1848 fut une année mouvementée pour le jeune état belge et ses voisins. Elle fut d'une certaine manière l'année du roi. Voici le titre de l'ouvrage de François Roelants du Vivier paru aux éditions Mols et qui nous présente aujourd'hui une relecture des événements qui ébranlèrent la France en 1848 et sa réaction dans une Belgique où Léopold Ier régna de 1831 à 1865.
Revenir sur les événements de 1848, c'est d'abord découvrir des personnages, à l'exemple de Charles Rogier, le prince de Ligne, Alphonse de Lamartine, la reine Louise elle-même, et bien évidemment le premier souverain de notre pays. François Roelants du Vivier publie "L'année du Roi 1848, Léopold 1er, l'apogée d'un règne".
François Roelants du Vivier : Oui, la Belgique est un Etat stable et cela semble à première vue étonnant quand on pense que la Belgique, lorsqu'elle devient indépendante en 1830, est montrée du doigt pour sa constitution considérée comme trop démocratique par la plupart des États européens dominées principalement par des monarchies. On pense que la Belgique ne va pas durer longtemps, que cette constitution ne permettra pas au roi de pouvoir exercer véritablement son pouvoir. Certains vont jusqu'à dire - comme le prince de Talleyrand-Périgord, diplomate français bien connu - : "la Belgique n'est pas une nation, mais une notion”.
En 1848, le Printemps des peuples déstabilise l'Europe. Beaucoup de peuples se soulèvent contre l'autoritarisme des monarchies et souhaitent obtenir des libertés que nous connaissons (liberté d'association, liberté de la presse...). Tout cela évidemment n'existe pas dans cette Europe monarchique, à l'exception d'un petit pays qui s'appelle la Belgique et qui a réussi cet exercice difficile de concilier à la fois la stabilité politique et la garantie des grandes libertés fondamentales inscrites dans la Constitution.

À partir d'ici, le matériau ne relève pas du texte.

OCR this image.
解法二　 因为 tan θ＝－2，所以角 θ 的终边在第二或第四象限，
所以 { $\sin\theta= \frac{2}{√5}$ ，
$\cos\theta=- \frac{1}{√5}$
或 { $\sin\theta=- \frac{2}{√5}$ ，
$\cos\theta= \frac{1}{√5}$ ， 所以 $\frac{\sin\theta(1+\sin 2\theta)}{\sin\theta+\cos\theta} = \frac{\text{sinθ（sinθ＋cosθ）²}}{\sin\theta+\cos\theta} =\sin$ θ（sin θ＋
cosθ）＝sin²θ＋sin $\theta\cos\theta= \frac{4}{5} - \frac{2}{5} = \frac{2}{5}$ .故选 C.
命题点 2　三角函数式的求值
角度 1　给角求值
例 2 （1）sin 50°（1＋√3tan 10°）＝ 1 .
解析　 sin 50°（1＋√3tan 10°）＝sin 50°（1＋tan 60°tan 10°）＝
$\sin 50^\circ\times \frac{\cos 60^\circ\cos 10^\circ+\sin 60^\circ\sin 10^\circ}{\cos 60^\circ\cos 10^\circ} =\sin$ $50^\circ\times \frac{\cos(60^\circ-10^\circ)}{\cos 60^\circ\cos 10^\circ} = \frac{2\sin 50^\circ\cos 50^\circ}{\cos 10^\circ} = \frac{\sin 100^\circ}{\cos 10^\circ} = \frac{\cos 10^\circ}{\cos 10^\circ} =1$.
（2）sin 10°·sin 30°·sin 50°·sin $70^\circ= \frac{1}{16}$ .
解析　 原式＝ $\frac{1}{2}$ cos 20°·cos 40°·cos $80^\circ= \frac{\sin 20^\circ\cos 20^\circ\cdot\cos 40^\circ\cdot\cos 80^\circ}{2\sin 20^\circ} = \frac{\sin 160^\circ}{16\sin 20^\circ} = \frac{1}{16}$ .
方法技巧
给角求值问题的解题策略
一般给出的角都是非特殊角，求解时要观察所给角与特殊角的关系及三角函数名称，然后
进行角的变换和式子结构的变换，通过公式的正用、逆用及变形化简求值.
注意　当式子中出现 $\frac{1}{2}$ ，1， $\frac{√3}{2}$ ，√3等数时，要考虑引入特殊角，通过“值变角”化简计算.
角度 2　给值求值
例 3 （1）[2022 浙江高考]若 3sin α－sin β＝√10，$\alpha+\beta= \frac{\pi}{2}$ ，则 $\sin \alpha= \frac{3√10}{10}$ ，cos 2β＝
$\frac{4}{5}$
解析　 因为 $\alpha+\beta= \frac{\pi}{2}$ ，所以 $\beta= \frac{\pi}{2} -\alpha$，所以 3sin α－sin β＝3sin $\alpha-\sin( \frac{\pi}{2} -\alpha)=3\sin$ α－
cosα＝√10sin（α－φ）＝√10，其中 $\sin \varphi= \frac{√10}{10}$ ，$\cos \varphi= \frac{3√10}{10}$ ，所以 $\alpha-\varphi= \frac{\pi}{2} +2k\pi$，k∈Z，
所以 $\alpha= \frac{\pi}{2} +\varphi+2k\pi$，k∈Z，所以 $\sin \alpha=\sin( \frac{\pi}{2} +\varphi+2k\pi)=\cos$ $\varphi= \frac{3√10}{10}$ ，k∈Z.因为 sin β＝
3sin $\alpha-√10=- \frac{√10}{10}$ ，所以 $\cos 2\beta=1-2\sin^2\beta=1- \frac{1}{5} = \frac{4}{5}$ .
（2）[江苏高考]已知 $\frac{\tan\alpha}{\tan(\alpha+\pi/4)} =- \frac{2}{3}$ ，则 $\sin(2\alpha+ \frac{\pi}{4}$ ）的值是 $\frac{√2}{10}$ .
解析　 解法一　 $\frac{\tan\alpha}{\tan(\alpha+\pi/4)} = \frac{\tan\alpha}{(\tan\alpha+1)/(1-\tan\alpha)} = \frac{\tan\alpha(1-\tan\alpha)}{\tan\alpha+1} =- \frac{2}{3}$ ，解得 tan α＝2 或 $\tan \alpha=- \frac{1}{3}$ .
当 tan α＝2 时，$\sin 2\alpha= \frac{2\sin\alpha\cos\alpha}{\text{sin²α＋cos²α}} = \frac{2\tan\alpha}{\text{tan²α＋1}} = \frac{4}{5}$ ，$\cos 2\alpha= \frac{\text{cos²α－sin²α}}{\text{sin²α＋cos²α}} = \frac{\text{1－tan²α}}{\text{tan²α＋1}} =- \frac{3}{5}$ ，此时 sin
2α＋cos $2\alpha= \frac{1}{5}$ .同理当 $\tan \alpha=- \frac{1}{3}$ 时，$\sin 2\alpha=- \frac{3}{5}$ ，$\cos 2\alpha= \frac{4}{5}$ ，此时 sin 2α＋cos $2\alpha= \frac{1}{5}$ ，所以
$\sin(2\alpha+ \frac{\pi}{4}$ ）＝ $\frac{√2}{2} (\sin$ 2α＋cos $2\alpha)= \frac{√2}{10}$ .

F. R. : On la doit d'abord à cette constitution libérale qui répond aux demandes et aux besoins de l'époque. On la doit évidemment à des hommes d'état belges qui sont sages, raisonnables malgré leur âge ; je pense en particulier à Jean-Baptiste Nothomb, un homme de 25 ans qui est le principal acteur et le rédacteur de la Constitution belge. Nous avions la chance d'avoir un personnage d'envergure - Léopold Ier - qui avait un considérable carnet d'adresses, et déjà eu dans sa carrière d'homme d'Etat beaucoup d'expériences (militaire, et politique). Il ne faut pas oublier qu'il a été le mari de la princesse de Galles, Charlotte.
Lorsque Léopold Ier fut approché par les Belges qui se cherchaient un roi, il ne faut pas oublier qu’il a débarqué dans une jeune nation où la constitution avait déjà été écrite. Il a hérité de cette structure constitutionnelle. Cette charte fondatrice va aussi beaucoup l'étonner parce qu'il trouvera lui-même que celle-ci est “bien démocratique”, ce qui n'est pas un compliment de sa part.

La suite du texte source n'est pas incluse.